Sunday, May 19, 2013

place a kiss on my cheekbone

But last night/this morning I dreamt of sampling the most exquisite chocolates with intricate designs on them and they were flaked with gold - real gold! - and it was all done for my birthday in a grand hall with marble tables that had ornate, gilded legs and adornments of golden tiaras encrusted with rubies and diamonds and antique lockets and there were flowing, diaphanous curtains and stuff and *u*

When I realised what the Erl-King meant to do to me, I was shaken with a terrible fear and I did not know what to do for I loved him with all my heart and yet I had no wish to join the whistling congregation he kept in his cages although he looked after them very affectionately, gave them fresh water every day and fed them well. His branches were his enticements and yet, oh yet! they were the branches of which the trap itself was woven. But in his innocence he never knew he might be the death of me, although I knew from the first moment I saw him how Erl-King would do me grievous harm.

Sometimes he lays his head on my lap and lets me comb his lovely hair for him; his combings are leaves of every tree in the wood and dryly susurrate around my feet. His hair falls down over my knees. Silence like a dream in front of the spitting fire he lies at my feet and I comb the dead leaves out of his languorous hair. The robin has built his nest in the thatch again, this year; he perches on an unburnt log, cleans his beak, ruffles his plumage. There is a plaintive sweetness in his song and a certain melancholy, because the year is over - the robin, the friend of man, in spite of the wound in his breast from which Erl-King tore out his heart.
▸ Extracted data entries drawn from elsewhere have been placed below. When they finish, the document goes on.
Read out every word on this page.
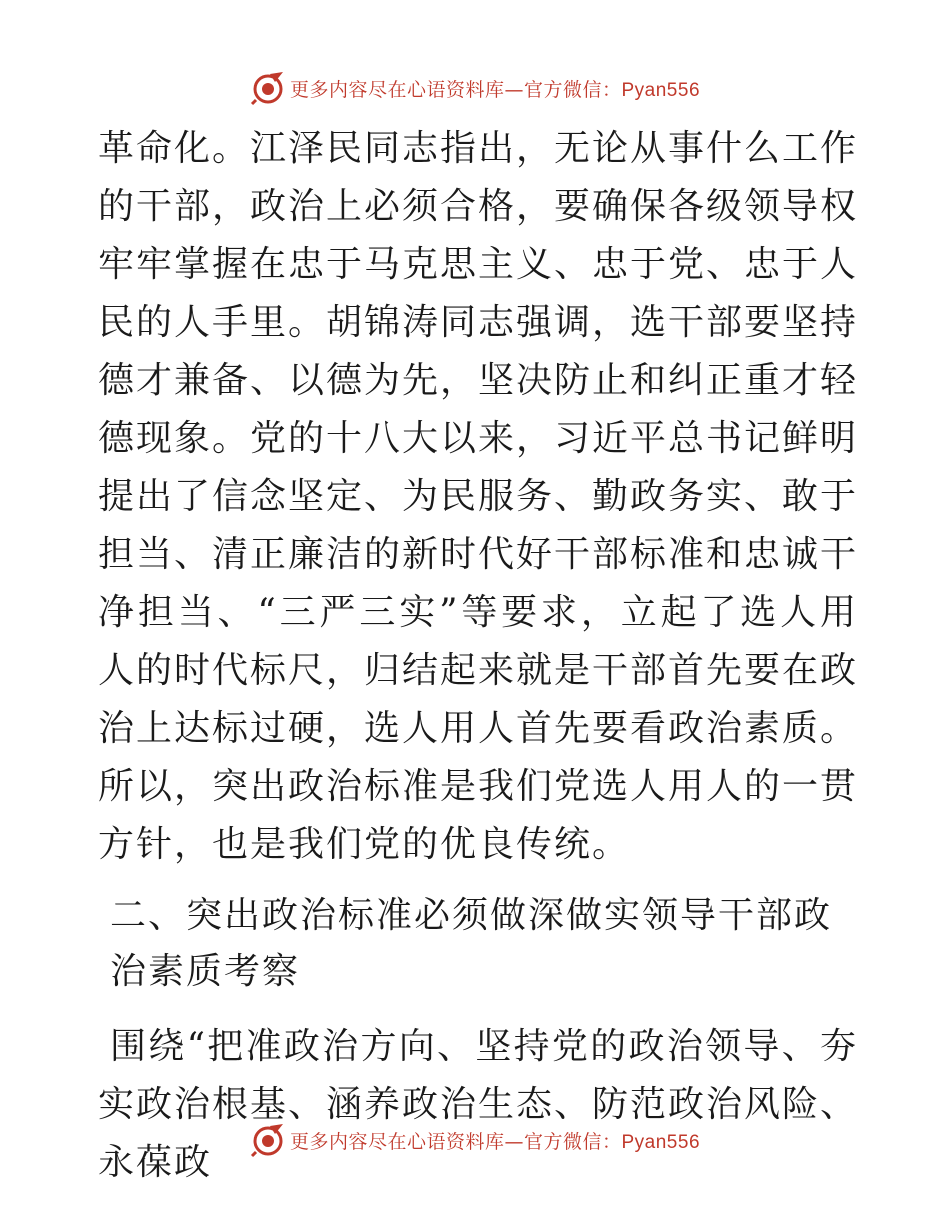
更多内容尽在心语资料库—官方微信：Pyan556

革命化。江泽民同志指出，无论从事什么工作的干部，政治上必须合格，要确保各级领导权牢牢掌握在忠于马克思主义、忠于党、忠于人民的人手里。胡锦涛同志强调，选干部要坚持德才兼备、以德为先，坚决防止和纠正重才轻德现象。党的十八大以来，习近平总书记鲜明提出了信念坚定、为民服务、勤政务实、敢于担当、清正廉洁的新时代好干部标准和忠诚干净担当、“三严三实”等要求，立起了选人用人的时代标尺，归结起来就是干部首先要在政治上达标过硬，选人用人首先要看政治素质。所以，突出政治标准是我们党选人用人的一贯方针，也是我们党的优良传统。

二、突出政治标准必须做深做实领导干部政治素质考察

围绕“把准政治方向、坚持党的政治领导、夯实政治根基、涵养政治生态、防范政治风险、永葆政

更多内容尽在心语资料库—官方微信：Pyan556
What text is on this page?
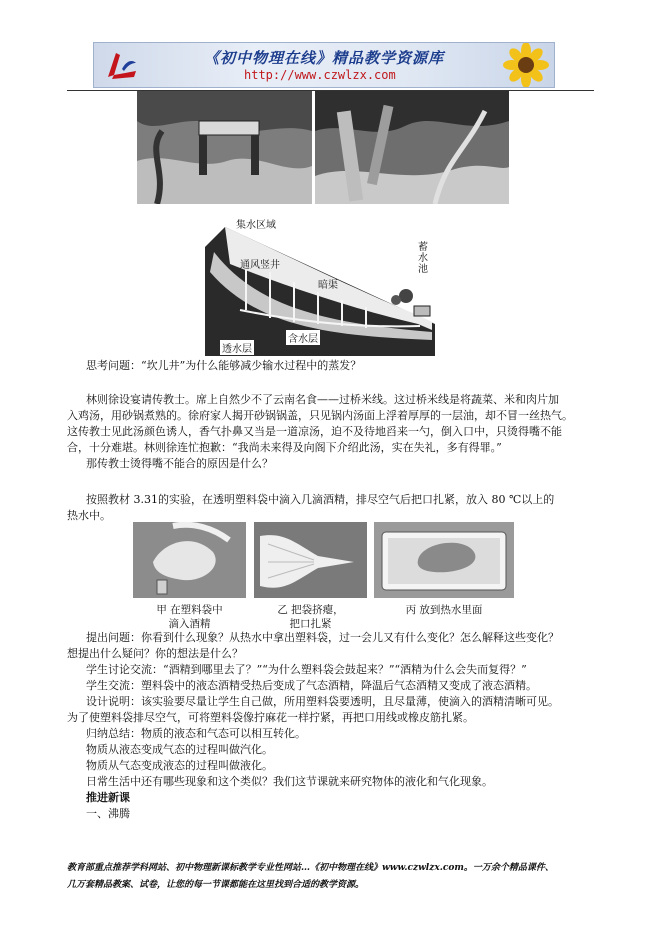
《初中物理在线》精品教学资源库
http://www.czwlzx.com
集水区域
通风竖井
暗渠
蓄水池
含水层
透水层

思考问题：“坎儿井”为什么能够减少输水过程中的蒸发？

林则徐设宴请传教士。席上自然少不了云南名食——过桥米线。这过桥米线是将蔬菜、米和肉片加

入鸡汤，用砂锅煮熟的。徐府家人揭开砂锅锅盖，只见锅内汤面上浮着厚厚的一层油，却不冒一丝热气。

这传教士见此汤颜色诱人，香气扑鼻又当是一道凉汤，迫不及待地舀来一勺，倒入口中，只烫得嘴不能

合，十分难堪。林则徐连忙抱歉：“我尚未来得及向阁下介绍此汤，实在失礼，多有得罪。”

那传教士烫得嘴不能合的原因是什么？

按照教材 3.31的实验，在透明塑料袋中滴入几滴酒精，排尽空气后把口扎紧，放入 80 ℃以上的

热水中。

甲 在塑料袋中
滴入酒精
乙 把袋挤瘪，
把口扎紧
丙 放到热水里面

提出问题：你看到什么现象？从热水中拿出塑料袋，过一会儿又有什么变化？怎么解释这些变化？

想提出什么疑问？你的想法是什么？

学生讨论交流：“酒精到哪里去了？”“为什么塑料袋会鼓起来？”“酒精为什么会失而复得？”

学生交流：塑料袋中的液态酒精受热后变成了气态酒精，降温后气态酒精又变成了液态酒精。

设计说明：该实验要尽量让学生自己做，所用塑料袋要透明，且尽量薄，使滴入的酒精清晰可见。

为了使塑料袋排尽空气，可将塑料袋像拧麻花一样拧紧，再把口用线或橡皮筋扎紧。

归纳总结：物质的液态和气态可以相互转化。

物质从液态变成气态的过程叫做汽化。

物质从气态变成液态的过程叫做液化。

日常生活中还有哪些现象和这个类似？我们这节课就来研究物体的液化和气化现象。

推进新课

一、沸腾

教育部重点推荐学科网站、初中物理新课标教学专业性网站…《初中物理在线》www.czwlzx.com。一万余个精品课件、
几万套精品教案、试卷，让您的每一节课都能在这里找到合适的教学资源。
(A little bit from The Erl-King by Angela Carter)

Once I dreamt of a man with long, long hair of leaves and thickets, and a crown of twined brambles. Whenever he advanced towards me with an arm outstretched, his fingertips would have thorny vines shooting out of them threatening to coil around me in a merciless embrace, and in fear of getting scratched and bloodied, I could only retreat with wide, terrified eyes. And he was robed and green. Very, very green and without emotion in his eyes.
That is all.
But when I read that part in the book I am reminded of this curious man who'd tried to court me in my dreams.